In particular, with SegWit a transaction is divided into 2 segments, removing the unlocking signature (the “witness”) from the portion that is recorded on the blockchain and adding it at the bottom as a separate structure. The original section records the data of the sender and the recipient on the blockchain, while the scripts and signatures remain in the other section.
The digital signature accounts for about 65% of the weight in a transaction, so SegWit actually increases the 1 MB block size limit to just under 4 MB.
Segregated Witness – as a soft fork – was first presented by Pieter Wuille in December 2015 at the second edition of the Scaling Bitcoin workshop in Hong Kong.

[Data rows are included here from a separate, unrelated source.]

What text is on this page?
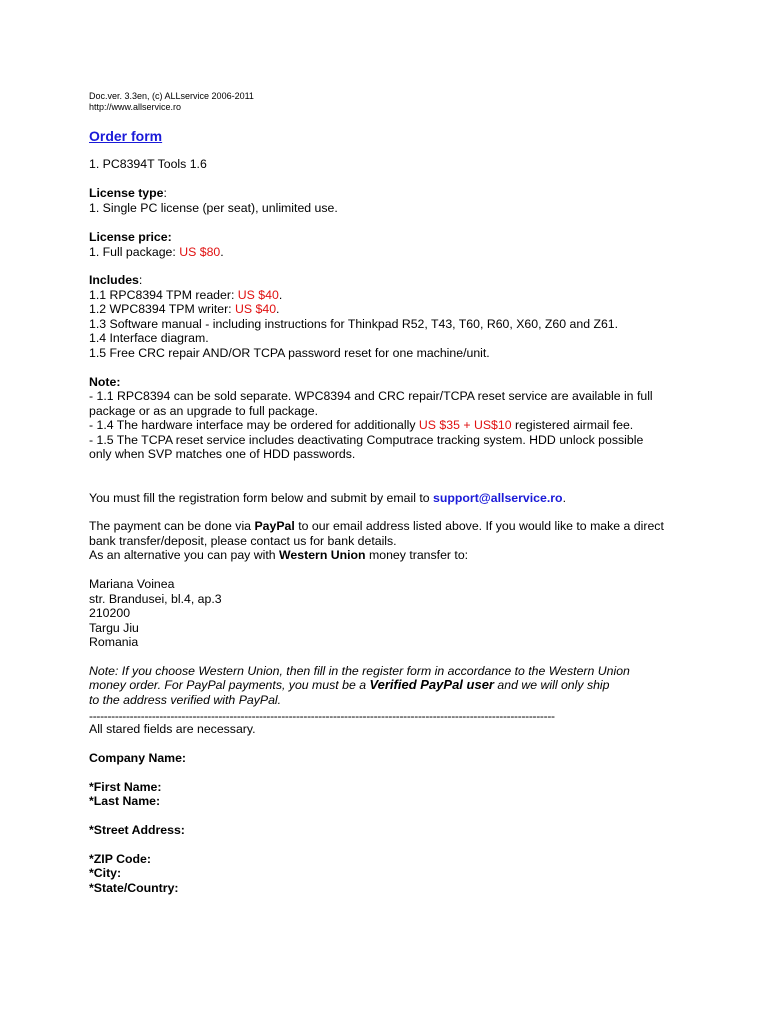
Doc.ver. 3.3en, (c) ALLservice 2006-2011
http://www.allservice.ro
Order form
1. PC8394T Tools 1.6
License type:
1. Single PC license (per seat), unlimited use.
License price:
1. Full package: US $80.
Includes:
1.1 RPC8394 TPM reader: US $40.
1.2 WPC8394 TPM writer: US $40.
1.3 Software manual - including instructions for Thinkpad R52, T43, T60, R60, X60, Z60 and Z61.
1.4 Interface diagram.
1.5 Free CRC repair AND/OR TCPA password reset for one machine/unit.
Note:
- 1.1 RPC8394 can be sold separate. WPC8394 and CRC repair/TCPA reset service are available in full
package or as an upgrade to full package.
- 1.4 The hardware interface may be ordered for additionally US $35 + US$10 registered airmail fee.
- 1.5 The TCPA reset service includes deactivating Computrace tracking system. HDD unlock possible
only when SVP matches one of HDD passwords.
You must fill the registration form below and submit by email to support@allservice.ro.
The payment can be done via PayPal to our email address listed above. If you would like to make a direct
bank transfer/deposit, please contact us for bank details.
As an alternative you can pay with Western Union money transfer to:
Mariana Voinea
str. Brandusei, bl.4, ap.3
210200
Targu Jiu
Romania
Note: If you choose Western Union, then fill in the register form in accordance to the Western Union
money order. For PayPal payments, you must be a Verified PayPal user and we will only ship
to the address verified with PayPal.
------------------------------------------------------------------------------------------------------------------------------
All stared fields are necessary.
Company Name:
*First Name:
*Last Name:
*Street Address:
*ZIP Code:
*City:
*State/Country:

Parallel to the development of SegWit, a political and ideological war broke out in the community, and it came to a clash between some companies and Bitcoin miners, led by Bitmain CEO Jihan Wu, determined to implement a hard fork to increase the block size limit to 2 megabytes.
On the Bitcoin Core Slack channel, developer Luke Dashjr decided to continue with the idea of a SegWit UASF – user activated soft fork – regardless of what the rest of the Bitcoin ecosystem would do.
This “intolerant minority” managed to prevail and for this reason on August 1st, 2017 the “Bitcoin Independence Day” was declared.
The adoption and full introduction occurred on August 23rd, 2017. Despite requiring special wallets, it is still compatible with the previous version of the protocol without SegWit, so to date, you can add both SegWit transactions and transactions without SegWit on the blockchain. The former are lighter, so they have lower costs, while the latter are the same as before.
The lower cost is due to the fact that the bytes registered on the blockchain are less, since the cost of a transaction depends, albeit indirectly, on the number of bytes.
It should be noted that SegWit transactions are now almost half of those that are added on the blockchain, as several exchanges and BTC exchange services have updated their wallets implementing this new solution.